Le dollar américain a bien commencé l'année, mais ce n'est pas grâce aux fonds spéculatifs et aux spéculateurs de change, qui ont étendu leurs paris contre la monnaie de réserve mondiale à des niveaux qui n'avaient pas été vus depuis le mois d'août.

Les dernières données de la Commodity Futures Trading Commission montrent que les fonds ont augmenté leur position nette de vente à découvert du dollar par rapport à une série de devises majeures et émergentes à 12,7 milliards de dollars au cours de la semaine qui s'est achevée le 9 janvier, contre 10,5 milliards de dollars la semaine précédente.

Il s'agit de la position courte nette la plus importante depuis la semaine qui s'est achevée le 22 août, ce qui représente une variation de plus de 22 milliards de dollars par rapport à la position longue nette de 10 milliards de dollars enregistrée à la mi-novembre.

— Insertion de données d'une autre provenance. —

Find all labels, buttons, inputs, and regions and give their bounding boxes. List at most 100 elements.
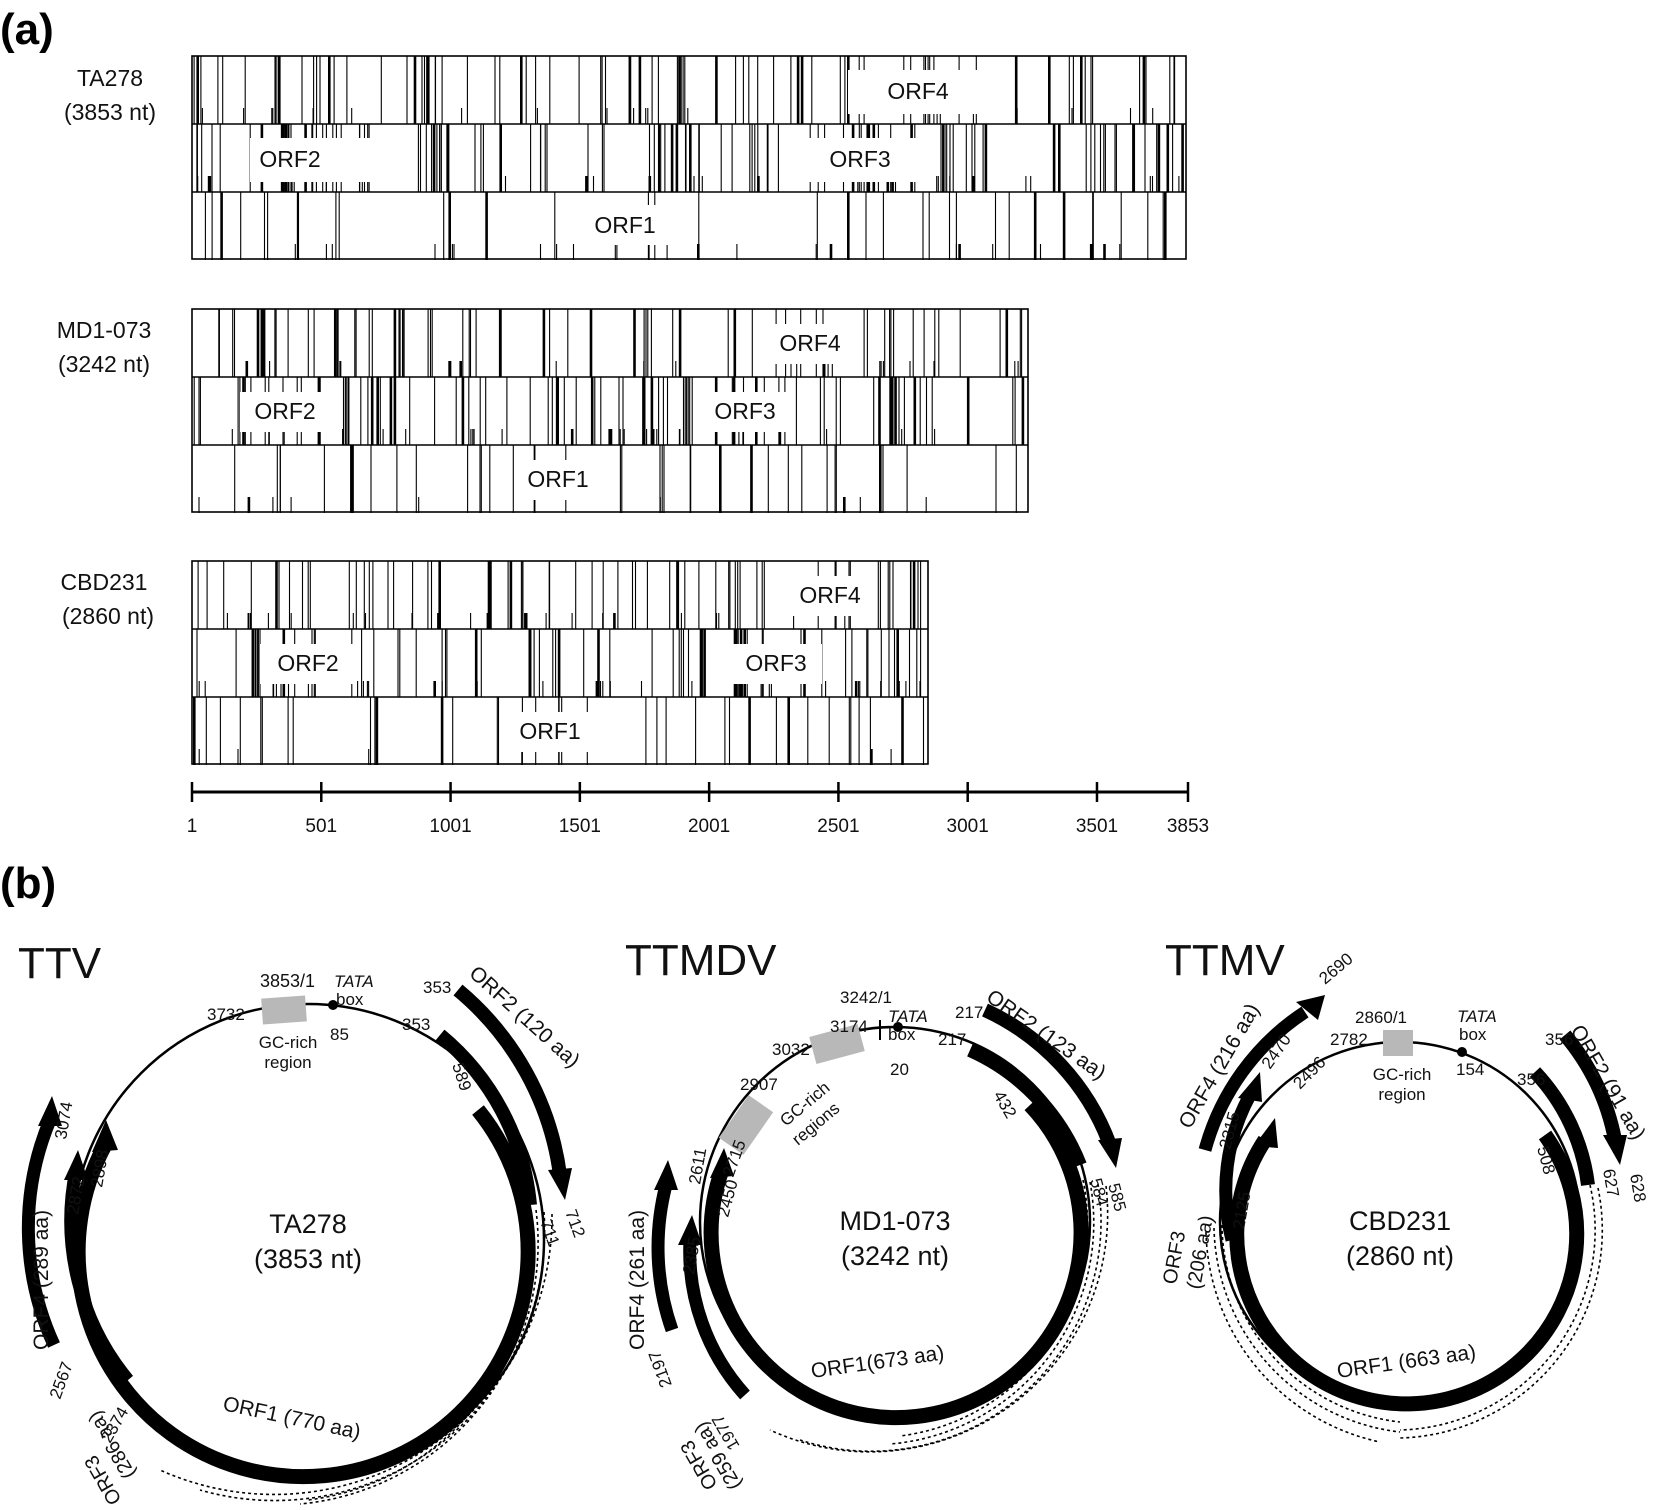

Il s'agissait alors du plus important pari haussier global sur le dollar depuis plus d'un an.

Les fonds ont maintenant augmenté leurs paris baissiers contre le dollar au cours de six des sept dernières semaines, ce qui coïncide avec les taux d'intérêt et les marchés monétaires qui continuent d'estimer à plus de 150 points de base les réductions de taux de la Réserve fédérale cette année.

Les écarts de taux d'intérêt à court terme ont évolué en défaveur du dollar de manière assez significative ces dernières semaines. L'écart de taux à deux ans entre les États-Unis et l'Allemagne, par exemple, s'est réduit d'environ 25 points de base cette année, pour atteindre son niveau le plus bas depuis le mois d'août.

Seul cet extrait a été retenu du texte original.